Population-averaged predictions with a common baseline
We can use marginaleffects::avg_predictions() to compute population-averaged curves by treatment arm and time, while forcing baseline to be the same for both groups. Here we set baseline to the overall mean baseline.

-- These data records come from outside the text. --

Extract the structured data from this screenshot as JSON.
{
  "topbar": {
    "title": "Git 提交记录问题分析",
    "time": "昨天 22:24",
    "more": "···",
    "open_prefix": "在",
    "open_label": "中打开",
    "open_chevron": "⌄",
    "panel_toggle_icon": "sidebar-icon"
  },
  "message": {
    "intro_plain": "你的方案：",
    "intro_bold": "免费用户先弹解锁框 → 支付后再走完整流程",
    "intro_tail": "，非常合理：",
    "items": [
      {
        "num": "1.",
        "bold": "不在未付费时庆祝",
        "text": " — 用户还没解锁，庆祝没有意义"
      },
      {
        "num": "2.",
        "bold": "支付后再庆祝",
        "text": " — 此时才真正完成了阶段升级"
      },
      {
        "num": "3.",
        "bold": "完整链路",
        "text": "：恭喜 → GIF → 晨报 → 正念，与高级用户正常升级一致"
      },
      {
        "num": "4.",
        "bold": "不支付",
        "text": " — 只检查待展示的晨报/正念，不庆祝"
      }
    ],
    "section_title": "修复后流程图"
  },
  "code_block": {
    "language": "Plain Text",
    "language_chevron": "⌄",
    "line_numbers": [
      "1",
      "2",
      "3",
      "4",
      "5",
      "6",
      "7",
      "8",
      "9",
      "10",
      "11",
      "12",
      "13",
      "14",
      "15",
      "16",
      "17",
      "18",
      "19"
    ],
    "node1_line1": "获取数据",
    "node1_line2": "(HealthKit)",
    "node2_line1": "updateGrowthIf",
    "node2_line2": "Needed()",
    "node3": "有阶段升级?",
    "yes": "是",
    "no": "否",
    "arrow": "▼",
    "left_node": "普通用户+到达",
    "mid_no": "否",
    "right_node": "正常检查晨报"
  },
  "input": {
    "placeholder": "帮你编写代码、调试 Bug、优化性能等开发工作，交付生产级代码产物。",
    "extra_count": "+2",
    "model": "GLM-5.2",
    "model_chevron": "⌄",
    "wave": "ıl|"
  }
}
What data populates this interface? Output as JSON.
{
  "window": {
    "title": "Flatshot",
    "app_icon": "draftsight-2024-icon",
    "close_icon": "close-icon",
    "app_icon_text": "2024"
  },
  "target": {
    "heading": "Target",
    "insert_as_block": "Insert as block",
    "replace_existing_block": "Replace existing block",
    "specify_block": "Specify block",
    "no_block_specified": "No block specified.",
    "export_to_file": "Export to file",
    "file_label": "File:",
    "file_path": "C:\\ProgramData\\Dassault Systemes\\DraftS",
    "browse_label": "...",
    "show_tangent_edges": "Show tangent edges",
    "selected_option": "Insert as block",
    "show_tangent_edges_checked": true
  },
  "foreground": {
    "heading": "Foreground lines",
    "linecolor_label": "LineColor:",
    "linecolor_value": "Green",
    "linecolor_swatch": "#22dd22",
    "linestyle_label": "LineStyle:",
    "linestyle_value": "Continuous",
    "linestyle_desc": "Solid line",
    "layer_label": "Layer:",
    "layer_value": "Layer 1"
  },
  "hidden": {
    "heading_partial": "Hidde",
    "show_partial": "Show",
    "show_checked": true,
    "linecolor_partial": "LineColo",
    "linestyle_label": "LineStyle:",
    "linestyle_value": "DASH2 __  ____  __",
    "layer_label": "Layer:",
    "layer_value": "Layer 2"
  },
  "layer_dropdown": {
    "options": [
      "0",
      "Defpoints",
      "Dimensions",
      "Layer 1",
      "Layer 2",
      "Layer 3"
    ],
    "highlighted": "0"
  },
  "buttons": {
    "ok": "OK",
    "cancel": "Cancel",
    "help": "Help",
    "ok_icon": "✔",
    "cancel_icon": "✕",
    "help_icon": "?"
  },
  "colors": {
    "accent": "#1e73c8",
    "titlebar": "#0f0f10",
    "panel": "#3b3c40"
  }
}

baseline_mean <- mean(dat$baseline)
newdata <- expand.grid(
trt = c(0, 1),
time_f = factor(times, levels = levels(dat$time_f)),
baseline = baseline_mean
)
avg_predictions(
raw_fit,
newdata = newdata,
by = c("trt", "time_f"),
re.form = NA
)
##
## trt time_f Estimate Std. Error z Pr(>|z|) S 2.5 % 97.5 %
## 0 1 33.0 0.224 148 <0.001 Inf 32.6 33.4
## 0 2 33.7 0.224 151 <0.001 Inf 33.3 34.1
## 0 3 34.1 0.224 152 <0.001 Inf 33.7 34.5
## 0 4 34.5 0.224 154 <0.001 Inf 34.1 35.0
## 1 1 35.4 0.233 152 <0.001 Inf 35.0 35.9
## 1 2 36.5 0.233 157 <0.001 Inf 36.1 37.0
## 1 3 36.7 0.233 158 <0.001 Inf 36.2 37.2
## 1 4 37.3 0.233 161 <0.001 Inf 36.9 37.8
##
## Type: response
library(ggplot2)
ap <- avg_predictions(
raw_fit,
newdata = newdata,
by = c("trt", "time_f"),
re.form = NA
)
ap0 <- data.frame(
trt = c(0, 1),
time_f = factor(0, levels = c(0, levels(dat$time_f))),
estimate = baseline_mean,
conf.low = baseline_mean,
conf.high = baseline_mean
)
ap_plot <- rbind(
transform(
ap[, c("trt", "time_f", "estimate", "conf.low", "conf.high")],
time_f = factor(time_f, levels = c(0, levels(dat$time_f)))
),
ap0
)
ggplot(ap_plot, aes(x = as.numeric(as.character(time_f)), y = estimate, color = factor(trt), group = trt)) +
geom_errorbar(aes(ymin = conf.low, ymax = conf.high), width = 0.15, linewidth = 0.6) +
geom_line(linewidth = 1) +
geom_point(size = 2) +
scale_color_manual(values = c("0" = "#1b9e77", "1" = "#d95f02")) +
scale_x_continuous(breaks = c(0, times)) +
labs(
x = "Time (post-randomisation)",
y = "Population-averaged outcome",
color = "Treatment"
) +
theme_minimal(base_size = 12)
Why we use complex models: precision, not bias
In a properly randomized trial with complete follow-up data, a simple comparison of outcomes between groups (e.g., a t-test or linear regression with treatment only) is unbiased for the average treatment effect. The reason we use covariate adjustment and mixed models is primarily to improve precision and efficiency and to handle repeated measures and missing data under reasonable assumptions.
Take-home message
In repeated-measures RCTs with continuous outcomes:
- Treat baseline as a covariate, not an outcome.
- This respects the design (baseline is pre-randomization).
- It makes the model more flexible.
- It makes the change-from-baseline debate mostly irrelevant for inference.